10 Responses to “How to learn Morse code in GNU/Linux”

  1. Kelly Martin Says:

    You really should use a Koch method trainer for this; listening to random character sequences isn’t a good way to learn Morse. I think there’s one somewhere that run in Linux.

    And you really should be beaten about the head and shoulders for suggesting sudo like that.

  2. Kelly Martin Says:

    Here’s a Koch trainer for Linux:

  3. Cyde Weys Says:

    Try it without sudo then.

  4. T2A` Says:

    Learning Morse can be helpful if you’re ever kidnapped and video taped (provided they don’t kill you on camera). You can blink your location in Morse so someone might save you!

  5. Cyde Weys Says:

    I think the captors might notice you blinking like someone having an epileptic fit, especially since they have it on videotape.

    Funny thing is, I do remember that being used as a plot point in a Tom Swift or Hardy Boys novel (funny how those two blend together in my memory) from waaaaay back when I was still reading those things, and it didn’t make any sense to me then either.

  6. Kelly Martin Says:

    Neal Stephenson fans will recall Randy Waterhouse’s clever use of Morse code as a nonobvious communication channel.

  7. jim smith Says:

    send something back

  8. Calum Says:

    Shame that on my laptop, the bleeping is stupidly loud, and the -v doesn’t seem to work.
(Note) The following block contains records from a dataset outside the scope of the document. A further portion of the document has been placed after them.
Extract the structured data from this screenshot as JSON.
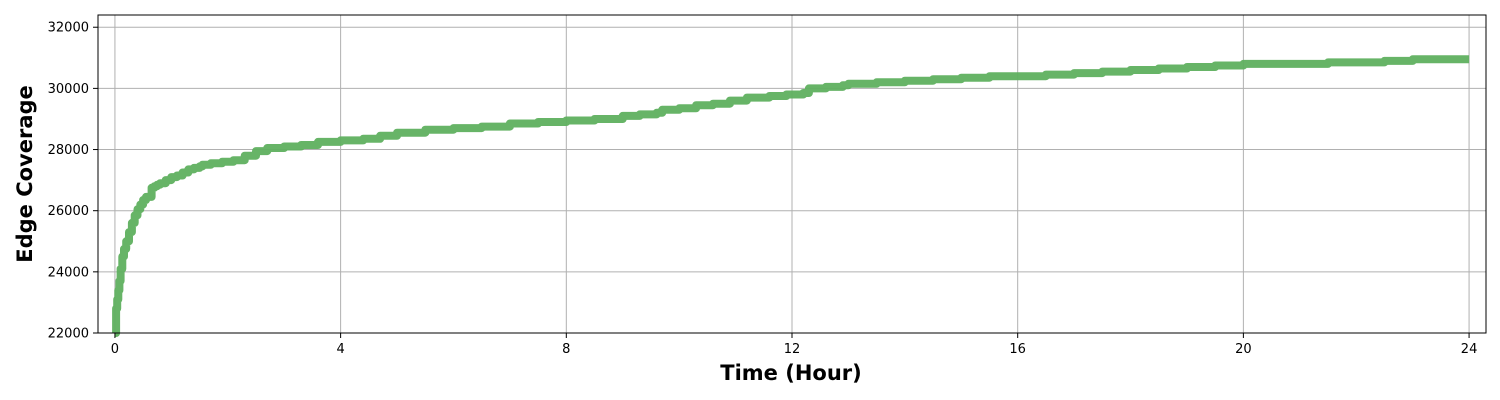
{
  "chart_data": {
    "type": "line",
    "xlabel": "Time (Hour)",
    "ylabel": "Edge Coverage",
    "xlim": [
      -0.3,
      24.3
    ],
    "ylim": [
      22000,
      32400
    ],
    "xticks": [
      0,
      4,
      8,
      12,
      16,
      20,
      24
    ],
    "xtick_labels": [
      "0",
      "4",
      "8",
      "12",
      "16",
      "20",
      "24"
    ],
    "yticks": [
      22000,
      24000,
      26000,
      28000,
      30000,
      32000
    ],
    "ytick_labels": [
      "22000",
      "24000",
      "26000",
      "28000",
      "30000",
      "32000"
    ],
    "grid": true,
    "legend": "none",
    "series": [
      {
        "color": "#5fb05f",
        "x": [
          0.0,
          0.02,
          0.04,
          0.06,
          0.08,
          0.1,
          0.13,
          0.16,
          0.2,
          0.25,
          0.3,
          0.35,
          0.4,
          0.45,
          0.5,
          0.55,
          0.6,
          0.65,
          0.7,
          0.75,
          0.8,
          0.82,
          0.9,
          1.0,
          1.1,
          1.2,
          1.3,
          1.4,
          1.5,
          1.55,
          1.7,
          1.9,
          2.1,
          2.3,
          2.5,
          2.7,
          3.0,
          3.3,
          3.6,
          4.0,
          4.4,
          4.7,
          5.0,
          5.5,
          6.0,
          6.5,
          7.0,
          7.5,
          8.0,
          8.5,
          8.8,
          9.0,
          9.3,
          9.6,
          9.7,
          10.0,
          10.3,
          10.6,
          10.9,
          11.2,
          11.6,
          11.9,
          12.2,
          12.3,
          12.6,
          12.9,
          13.0,
          13.5,
          14.0,
          14.5,
          15.0,
          15.5,
          16.0,
          16.5,
          17.0,
          17.5,
          18.0,
          18.5,
          18.9,
          19.0,
          19.5,
          20.0,
          20.5,
          21.0,
          21.5,
          22.0,
          22.5,
          23.0,
          23.5,
          24.0
        ],
        "y": [
          22000,
          22800,
          23100,
          23400,
          23700,
          24100,
          24500,
          24750,
          25000,
          25300,
          25600,
          25850,
          26050,
          26200,
          26350,
          26450,
          26450,
          26750,
          26800,
          26850,
          26900,
          26900,
          27000,
          27100,
          27150,
          27250,
          27350,
          27400,
          27450,
          27500,
          27550,
          27600,
          27650,
          27800,
          27950,
          28050,
          28100,
          28150,
          28250,
          28300,
          28350,
          28450,
          28550,
          28650,
          28700,
          28750,
          28850,
          28900,
          28950,
          29000,
          29000,
          29100,
          29150,
          29200,
          29300,
          29350,
          29450,
          29500,
          29600,
          29700,
          29750,
          29800,
          29850,
          30000,
          30050,
          30100,
          30150,
          30200,
          30250,
          30300,
          30350,
          30400,
          30400,
          30450,
          30500,
          30550,
          30600,
          30650,
          30650,
          30700,
          30750,
          30800,
          30800,
          30800,
          30850,
          30850,
          30900,
          30950,
          30950,
          30950
        ]
      }
    ]
  }
}
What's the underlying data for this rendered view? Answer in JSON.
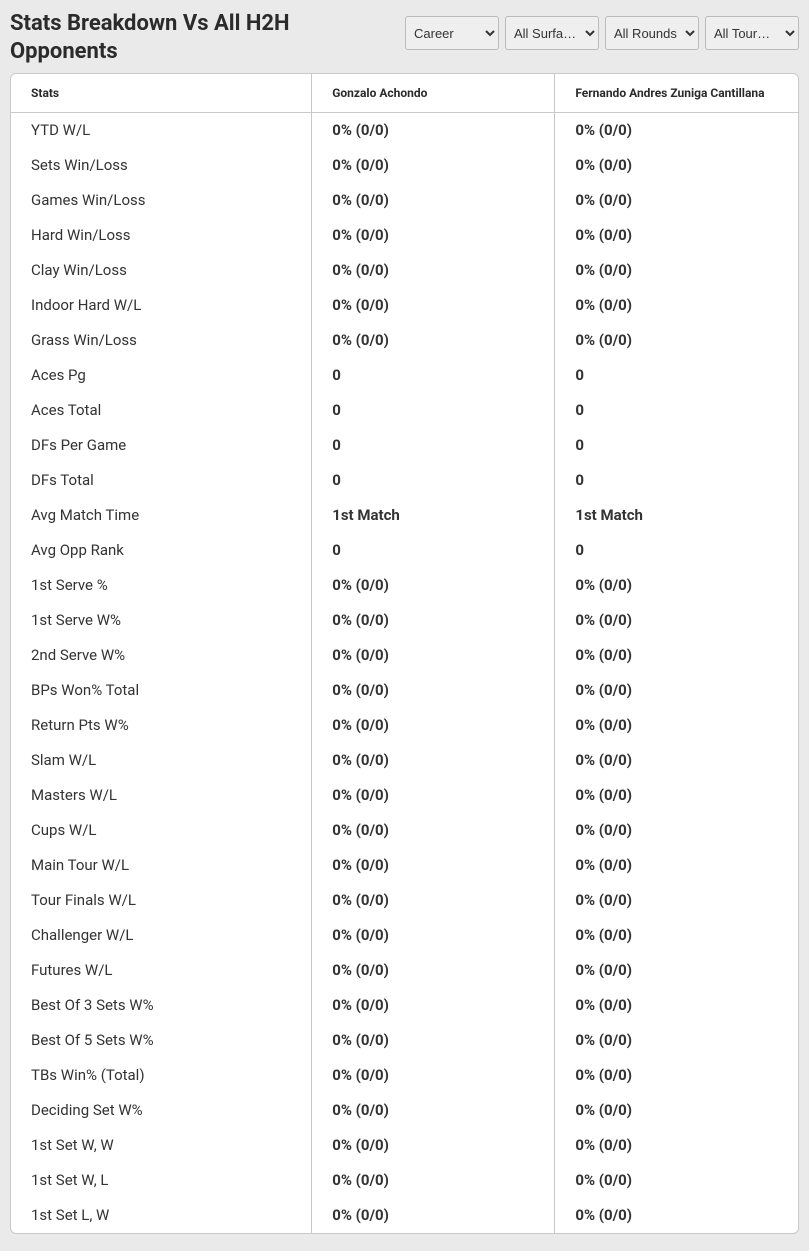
{
  "header": {
    "title": "Stats Breakdown Vs All H2H Opponents"
  },
  "filters": {
    "period": {
      "selected": "Career",
      "options": [
        "Career"
      ]
    },
    "surface": {
      "selected": "All Surfa…",
      "options": [
        "All Surfa…"
      ]
    },
    "round": {
      "selected": "All Rounds",
      "options": [
        "All Rounds"
      ]
    },
    "tour": {
      "selected": "All Tour…",
      "options": [
        "All Tour…"
      ]
    }
  },
  "table": {
    "columns": {
      "stats": "Stats",
      "p1": "Gonzalo Achondo",
      "p2": "Fernando Andres Zuniga Cantillana"
    },
    "rows": [
      {
        "name": "YTD W/L",
        "p1": "0% (0/0)",
        "p2": "0% (0/0)"
      },
      {
        "name": "Sets Win/Loss",
        "p1": "0% (0/0)",
        "p2": "0% (0/0)"
      },
      {
        "name": "Games Win/Loss",
        "p1": "0% (0/0)",
        "p2": "0% (0/0)"
      },
      {
        "name": "Hard Win/Loss",
        "p1": "0% (0/0)",
        "p2": "0% (0/0)"
      },
      {
        "name": "Clay Win/Loss",
        "p1": "0% (0/0)",
        "p2": "0% (0/0)"
      },
      {
        "name": "Indoor Hard W/L",
        "p1": "0% (0/0)",
        "p2": "0% (0/0)"
      },
      {
        "name": "Grass Win/Loss",
        "p1": "0% (0/0)",
        "p2": "0% (0/0)"
      },
      {
        "name": "Aces Pg",
        "p1": "0",
        "p2": "0"
      },
      {
        "name": "Aces Total",
        "p1": "0",
        "p2": "0"
      },
      {
        "name": "DFs Per Game",
        "p1": "0",
        "p2": "0"
      },
      {
        "name": "DFs Total",
        "p1": "0",
        "p2": "0"
      },
      {
        "name": "Avg Match Time",
        "p1": "1st Match",
        "p2": "1st Match"
      },
      {
        "name": "Avg Opp Rank",
        "p1": "0",
        "p2": "0"
      },
      {
        "name": "1st Serve %",
        "p1": "0% (0/0)",
        "p2": "0% (0/0)"
      },
      {
        "name": "1st Serve W%",
        "p1": "0% (0/0)",
        "p2": "0% (0/0)"
      },
      {
        "name": "2nd Serve W%",
        "p1": "0% (0/0)",
        "p2": "0% (0/0)"
      },
      {
        "name": "BPs Won% Total",
        "p1": "0% (0/0)",
        "p2": "0% (0/0)"
      },
      {
        "name": "Return Pts W%",
        "p1": "0% (0/0)",
        "p2": "0% (0/0)"
      },
      {
        "name": "Slam W/L",
        "p1": "0% (0/0)",
        "p2": "0% (0/0)"
      },
      {
        "name": "Masters W/L",
        "p1": "0% (0/0)",
        "p2": "0% (0/0)"
      },
      {
        "name": "Cups W/L",
        "p1": "0% (0/0)",
        "p2": "0% (0/0)"
      },
      {
        "name": "Main Tour W/L",
        "p1": "0% (0/0)",
        "p2": "0% (0/0)"
      },
      {
        "name": "Tour Finals W/L",
        "p1": "0% (0/0)",
        "p2": "0% (0/0)"
      },
      {
        "name": "Challenger W/L",
        "p1": "0% (0/0)",
        "p2": "0% (0/0)"
      },
      {
        "name": "Futures W/L",
        "p1": "0% (0/0)",
        "p2": "0% (0/0)"
      },
      {
        "name": "Best Of 3 Sets W%",
        "p1": "0% (0/0)",
        "p2": "0% (0/0)"
      },
      {
        "name": "Best Of 5 Sets W%",
        "p1": "0% (0/0)",
        "p2": "0% (0/0)"
      },
      {
        "name": "TBs Win% (Total)",
        "p1": "0% (0/0)",
        "p2": "0% (0/0)"
      },
      {
        "name": "Deciding Set W%",
        "p1": "0% (0/0)",
        "p2": "0% (0/0)"
      },
      {
        "name": "1st Set W, W",
        "p1": "0% (0/0)",
        "p2": "0% (0/0)"
      },
      {
        "name": "1st Set W, L",
        "p1": "0% (0/0)",
        "p2": "0% (0/0)"
      },
      {
        "name": "1st Set L, W",
        "p1": "0% (0/0)",
        "p2": "0% (0/0)"
      }
    ]
  }
}
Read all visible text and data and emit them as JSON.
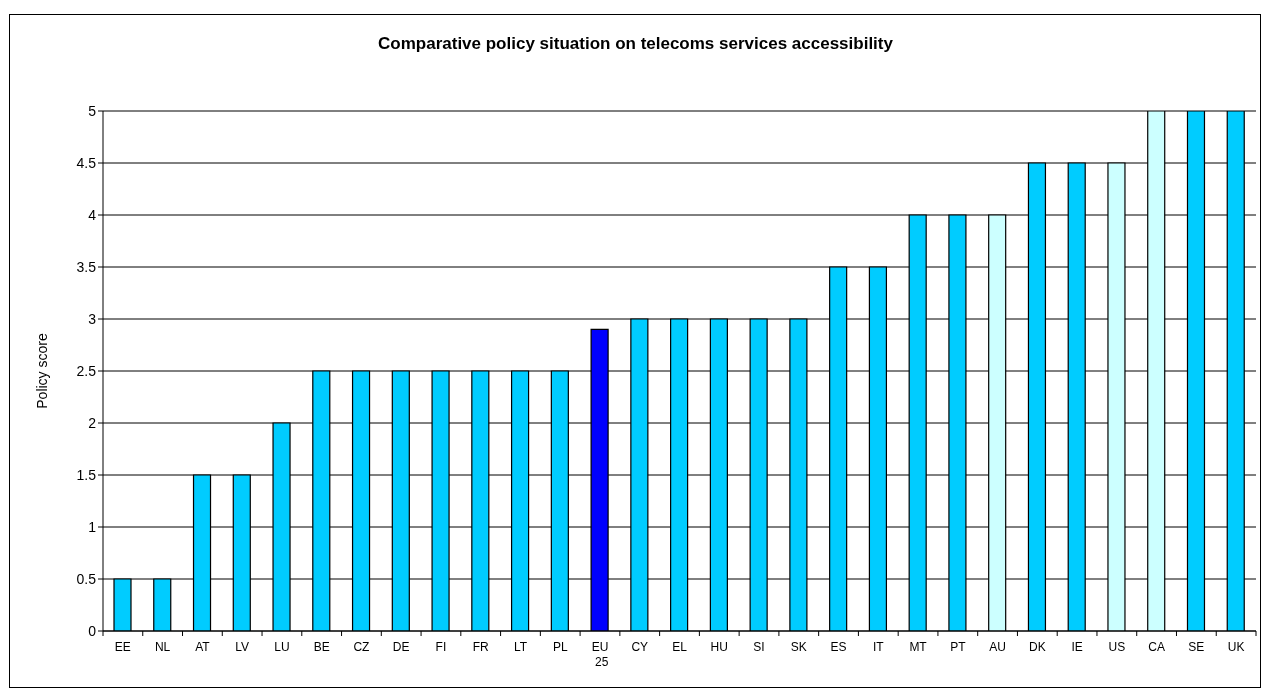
{
  "chart_data": {
    "type": "bar",
    "title": "Comparative policy situation on telecoms services accessibility",
    "ylabel": "Policy score",
    "categories": [
      "EE",
      "NL",
      "AT",
      "LV",
      "LU",
      "BE",
      "CZ",
      "DE",
      "FI",
      "FR",
      "LT",
      "PL",
      "EU 25",
      "CY",
      "EL",
      "HU",
      "SI",
      "SK",
      "ES",
      "IT",
      "MT",
      "PT",
      "AU",
      "DK",
      "IE",
      "US",
      "CA",
      "SE",
      "UK"
    ],
    "values": [
      0.5,
      0.5,
      1.5,
      1.5,
      2,
      2.5,
      2.5,
      2.5,
      2.5,
      2.5,
      2.5,
      2.5,
      2.9,
      3,
      3,
      3,
      3,
      3,
      3.5,
      3.5,
      4,
      4,
      4,
      4.5,
      4.5,
      4.5,
      5,
      5,
      5
    ],
    "colors": [
      "#00ccff",
      "#00ccff",
      "#00ccff",
      "#00ccff",
      "#00ccff",
      "#00ccff",
      "#00ccff",
      "#00ccff",
      "#00ccff",
      "#00ccff",
      "#00ccff",
      "#00ccff",
      "#0000ff",
      "#00ccff",
      "#00ccff",
      "#00ccff",
      "#00ccff",
      "#00ccff",
      "#00ccff",
      "#00ccff",
      "#00ccff",
      "#00ccff",
      "#ccffff",
      "#00ccff",
      "#00ccff",
      "#ccffff",
      "#ccffff",
      "#00ccff",
      "#00ccff"
    ],
    "ylim": [
      0,
      5
    ],
    "yticks": [
      0,
      0.5,
      1,
      1.5,
      2,
      2.5,
      3,
      3.5,
      4,
      4.5,
      5
    ],
    "grid": "y"
  }
}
    Bah. -.-. –.- -.. -..-

  9. N8SRE Says:

    Bit late on this one, I know, but if the audio is too loud or too soft, play around with alsamixer (or the graphical equivalent) and look for a volume slider with a name like “Beep” or “PC Speaker.” You might have to go into a preferences menu and enable the slider first, on some mixers.

  10. pr3nt1c3 Says:

    I found out about morse from….. however I can’t get it to integrate with my sound card / alsa. I’ve done everything I can, but no luck. Has anyone had experience getting morse to work with bash, ubuntu and alsa… and if so, what (if any) settings / config files did you change?